16.4.2 Application failover scenarios
There are several possible problems that can cause the active NNMi management server to stop sending heartbeats and to initiate a failover.
This subsection explains failover of the NNMi management server because an error occurred under various scenarios.
Possible error |
Error location |
||
---|---|---|---|
Active server |
Standby server |
||
Server |
Server failure#1 |
Scenario 1 |
Scenario 6 |
OS stoppage |
Scenario 2 |
Scenario 6 |
|
Process |
nnmcluster stoppage |
Scenario 3 |
Scenario 6 |
Stoppage of process other than nnmcluster |
Scenario 5 |
N/A#2 |
|
Network |
Communication error |
Scenario 4 |
Scenario 4 |
- Organization of this subsection
(1) When a failover occurs
In the following scenarios 1 through 3, NNMi fails over to the standby server if automatic failover is enabled and continues to monitor the network:
-
Scenario 1: The active NNMi management server fails.
A hardware or OS error causes the active server to stop without going through the OS's shutdown process. The standby server detects that the other server has stopped, goes active to automatically start NNMi, and continues to monitor the network. The original active server runs as a standby server if started.
-
Scenario 2: The system administrator shuts down or restarts the active NNMi management server.
The active server has stopped after going through the OS's shutdown process. The standby server detects that the other server has stopped, goes active to automatically start NNMi, and continues to monitor the network. The original active server runs as a standby server if started.
Note that if the NNMi management server is running a UNIX operating system and a termination script is run when the OS is shut down, the ovstop command will be executed automatically. This will result in the application failover being disabled and failover will not occur.
-
Scenario 3: The NNMi administrator shuts down the cluster.
The administrator or some other cause has stopped the cluster manager (nnmcluster process). The standby server detects that the other server has stopped, goes active to automatically start NNMi, and continues to monitor the network.
- Important note
-
If some factor causes only the nnmcluster process of the active server to stop and other NNMi processes continue to remain active, the state is the same as in scenario 3. As a result, NNMi might become active on both the original active server and the new active server. In such a case, recover from the problem by restarting the OS of the original active server.
(2) When no failover occurs
If an event occurs that is not covered by any of the scenarios described in 16.4.2(1) When a failover occurs, failover does not occur. The following are examples:
-
Scenario 4: The network connection between the active and the standby NNMi management servers fails.
The two servers can no longer communicate with each other. Because heartbeat communications cannot be performed between the cluster managers (nnmcluster process), the following states result:
-
The active server detects that the other server has stopped; the active server continues to run.
-
The standby server also detects that the other server has stopped, goes active, and starts NNMi.
In scenario 4, both NNMi management servers run in the active state. When the network device comes back online, the two NNMi management servers automatically negotiate which server will become the new active server. The other server becomes the standby server and stops NNMi.
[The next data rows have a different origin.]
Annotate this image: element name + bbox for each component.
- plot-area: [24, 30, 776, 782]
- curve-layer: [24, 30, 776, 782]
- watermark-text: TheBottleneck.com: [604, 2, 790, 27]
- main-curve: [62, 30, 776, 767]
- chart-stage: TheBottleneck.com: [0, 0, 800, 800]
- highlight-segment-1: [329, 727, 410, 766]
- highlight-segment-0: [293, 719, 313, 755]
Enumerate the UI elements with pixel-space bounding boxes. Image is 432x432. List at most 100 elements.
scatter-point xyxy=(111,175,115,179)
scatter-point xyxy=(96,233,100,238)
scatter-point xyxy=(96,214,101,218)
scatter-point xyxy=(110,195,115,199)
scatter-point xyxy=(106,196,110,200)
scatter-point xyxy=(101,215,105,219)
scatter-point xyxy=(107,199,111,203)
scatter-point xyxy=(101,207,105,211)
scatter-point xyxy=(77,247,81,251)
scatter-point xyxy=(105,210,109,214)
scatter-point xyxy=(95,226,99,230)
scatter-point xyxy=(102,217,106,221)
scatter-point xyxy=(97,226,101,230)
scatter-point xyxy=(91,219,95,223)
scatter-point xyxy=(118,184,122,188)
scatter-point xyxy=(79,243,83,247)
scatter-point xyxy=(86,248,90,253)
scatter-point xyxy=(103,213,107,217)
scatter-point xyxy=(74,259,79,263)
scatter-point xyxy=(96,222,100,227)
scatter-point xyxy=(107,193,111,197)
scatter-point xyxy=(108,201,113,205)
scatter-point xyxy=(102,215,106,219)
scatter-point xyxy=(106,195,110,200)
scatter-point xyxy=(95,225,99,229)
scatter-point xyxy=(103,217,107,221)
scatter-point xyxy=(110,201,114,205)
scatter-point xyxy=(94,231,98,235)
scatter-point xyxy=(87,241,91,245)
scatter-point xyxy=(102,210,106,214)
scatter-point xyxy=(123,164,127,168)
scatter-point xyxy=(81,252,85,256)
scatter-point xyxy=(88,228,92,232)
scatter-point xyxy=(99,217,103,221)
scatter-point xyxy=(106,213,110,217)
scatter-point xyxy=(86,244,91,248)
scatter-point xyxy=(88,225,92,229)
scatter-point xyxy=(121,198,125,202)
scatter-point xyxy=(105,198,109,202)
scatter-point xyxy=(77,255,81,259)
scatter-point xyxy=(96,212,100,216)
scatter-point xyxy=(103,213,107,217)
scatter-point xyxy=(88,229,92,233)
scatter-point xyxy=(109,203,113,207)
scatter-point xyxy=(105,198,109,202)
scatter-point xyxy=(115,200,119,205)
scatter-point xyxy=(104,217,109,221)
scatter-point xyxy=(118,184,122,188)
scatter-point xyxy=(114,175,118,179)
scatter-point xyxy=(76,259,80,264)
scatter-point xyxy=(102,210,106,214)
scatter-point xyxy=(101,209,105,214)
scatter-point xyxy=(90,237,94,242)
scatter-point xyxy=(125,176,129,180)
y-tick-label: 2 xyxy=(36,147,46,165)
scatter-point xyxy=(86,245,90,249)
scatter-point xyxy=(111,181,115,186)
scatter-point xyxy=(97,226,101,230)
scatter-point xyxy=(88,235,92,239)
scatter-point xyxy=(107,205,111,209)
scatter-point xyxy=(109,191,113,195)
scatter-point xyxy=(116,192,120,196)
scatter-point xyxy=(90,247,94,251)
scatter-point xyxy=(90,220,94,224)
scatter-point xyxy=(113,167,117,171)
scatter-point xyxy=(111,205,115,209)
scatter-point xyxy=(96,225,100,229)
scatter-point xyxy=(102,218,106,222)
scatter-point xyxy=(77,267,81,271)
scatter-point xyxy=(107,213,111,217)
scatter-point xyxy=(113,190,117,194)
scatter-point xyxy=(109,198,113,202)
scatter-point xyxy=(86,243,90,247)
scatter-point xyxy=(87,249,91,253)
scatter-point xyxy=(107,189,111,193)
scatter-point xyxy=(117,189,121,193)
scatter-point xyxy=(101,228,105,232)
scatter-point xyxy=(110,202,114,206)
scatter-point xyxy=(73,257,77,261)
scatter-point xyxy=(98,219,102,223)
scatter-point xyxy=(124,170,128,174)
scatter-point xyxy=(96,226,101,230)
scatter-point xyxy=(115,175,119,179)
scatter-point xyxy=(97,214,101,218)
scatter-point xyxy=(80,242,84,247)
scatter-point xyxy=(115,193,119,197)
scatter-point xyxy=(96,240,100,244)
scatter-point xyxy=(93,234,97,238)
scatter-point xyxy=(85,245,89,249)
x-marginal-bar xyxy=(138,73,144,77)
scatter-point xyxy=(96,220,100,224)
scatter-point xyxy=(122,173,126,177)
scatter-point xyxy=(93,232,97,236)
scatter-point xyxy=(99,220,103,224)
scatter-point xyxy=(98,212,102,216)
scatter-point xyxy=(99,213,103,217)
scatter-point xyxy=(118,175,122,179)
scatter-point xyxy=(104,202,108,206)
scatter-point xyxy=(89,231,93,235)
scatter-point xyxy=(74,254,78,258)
The state in which both servers become active causes a problem called split brain in HA configurations based on cluster software. However, because application failover uses a different framework, it recovers without any problem, as described below, when communication is restored:
-
When communication is restored, one of the servers becomes the standby server, restoring the normal configuration.
-
In application failover, the database does not use a shared disk. Instead, the standby server requests the active server to transfer the database and synchronizes it. Therefore, no consistency problem occurs even if NNMi runs on both servers.
-
-
Scenario 5: The NNMi processes have stopped.
Stoppage for any reason of an NNMi process other than the cluster manager (nnmcluster process) does not result in failover.
This is because NNMi processes on the local server are not monitored, although server operations are monitored mutually by the cluster manager's heartbeat communications.
If you want failover to occur whenever an NNMi process stops, employ an HA configuration using cluster software.
-
Scenario 6: A failure occurred on the standby server.
An error described in scenarios 1 through 3 (server failure, OS stoppage, or stoppage of the nnmcluster process) has occurred on the standby server. In such a case, the standby server is removed as a cluster configuration member, but NNMi on the active server continues to run and continues to monitor the network.
- Important note
-
No report is sent even when the standby server becomes available (resulting in single server operation).